The vehicle routing problem has been extensively studied in the literature considering different deterministic variants such as the capacitated VRP, time-dependent VRP, periodic VRP, VRP with time windows, VRP with pickup and delivery, VRP with heterogeneous fleet, VRP with multiple depots, or even with backhauls (Lin et al., 2014). More recent variants consider electric vehicles with constraints related to battery charging (Kancharla & Ramadurai, 2020; Kucukoglu et al., 2021).

The evolution of the e-commerce services generates an increase in the dynamics of delivery demands. Hence, in order to take into account the real context it is mandatory to consider the data dynamics when solving the VRP. A state of the art survey related to dynamic VRP is presented in (Pillac et al. 2013). Several objective functions have been considered beyond cost such as service rate, revenue or travel time (Montoya-Torres et al., 2015). Other works approach the problem through its stochastic version so as to integrate the variability of travel time or customer demand (DS-CVRPTW). This problem has been formalized using a multi-agent decision model and a deep neural network to learn the best decision rules (Bono et al., 2021).

Thesis expected contribution

The communication capability of vehicles provides new opportunities for the adaptation and optimization of distribution routes to consider changes in delivery data. To the best of our knowledge, the only work that addresses the evolution of the VRP in a cyber-physical context is that of Lee et al. (2022). However, the proposed approach remains classical as it is a metaheuristic based on Ant Colony (Nested MAX-MIN Ant System) and the innovation lies in the deployment at the scale of the city of Hong Kong in an instrumented environment of sensors allowing data collection.

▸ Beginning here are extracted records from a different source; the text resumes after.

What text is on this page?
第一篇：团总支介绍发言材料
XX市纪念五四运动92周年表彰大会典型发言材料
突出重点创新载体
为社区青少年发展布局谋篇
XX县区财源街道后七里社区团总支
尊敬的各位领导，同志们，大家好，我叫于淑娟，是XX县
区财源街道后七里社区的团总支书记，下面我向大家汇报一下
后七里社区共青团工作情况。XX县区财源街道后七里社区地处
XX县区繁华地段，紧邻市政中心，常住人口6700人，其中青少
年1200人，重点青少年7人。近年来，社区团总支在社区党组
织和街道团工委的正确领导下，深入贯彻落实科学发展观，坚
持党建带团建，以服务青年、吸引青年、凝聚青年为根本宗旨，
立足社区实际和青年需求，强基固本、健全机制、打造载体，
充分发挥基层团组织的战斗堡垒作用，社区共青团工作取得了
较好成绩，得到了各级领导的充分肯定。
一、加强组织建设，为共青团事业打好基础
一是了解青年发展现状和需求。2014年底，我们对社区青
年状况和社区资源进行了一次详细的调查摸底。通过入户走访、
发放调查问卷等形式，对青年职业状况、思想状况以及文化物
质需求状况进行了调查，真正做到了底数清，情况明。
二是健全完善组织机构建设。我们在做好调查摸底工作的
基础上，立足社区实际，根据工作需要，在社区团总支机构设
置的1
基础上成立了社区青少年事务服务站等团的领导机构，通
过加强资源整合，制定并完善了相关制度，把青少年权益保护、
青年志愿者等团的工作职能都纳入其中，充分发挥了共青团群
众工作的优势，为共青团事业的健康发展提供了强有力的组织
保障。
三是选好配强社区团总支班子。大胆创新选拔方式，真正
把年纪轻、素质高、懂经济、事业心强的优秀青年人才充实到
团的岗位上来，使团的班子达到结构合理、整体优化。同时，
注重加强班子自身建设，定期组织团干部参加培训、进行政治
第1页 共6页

In this thesis, we propose to better exploit the potential of CPSs and introduce collaborative approaches to ensure a trade-off between decision-making responsiveness and overall delivery performance. Cyber-physical systems bring a shift in the paradigm by providing a more favorable conceptual framework to improve responsiveness that, in the case of a VRP, would allow to take on new customers for each of the vehicles or to adapt the tour according to the traffic condition without restarting the computation from scratch.

Methodology

1- Review of current literature exploiting collaborative decision strategies and optimization techniques for VRPs

2- Design of an architecture of VRP decision entities in a CPS context. This architecture should promote collaboration between entities in order to generate solutions that respond to changes in the data (new customers, changes in travel times, etc.).

3- Design of novel algorithms adapted to the collaborative approach exploiting tools from game theory (Lakshminarayana et al., 2021), statistical learning (Chafaa et al., 2022) and operations research.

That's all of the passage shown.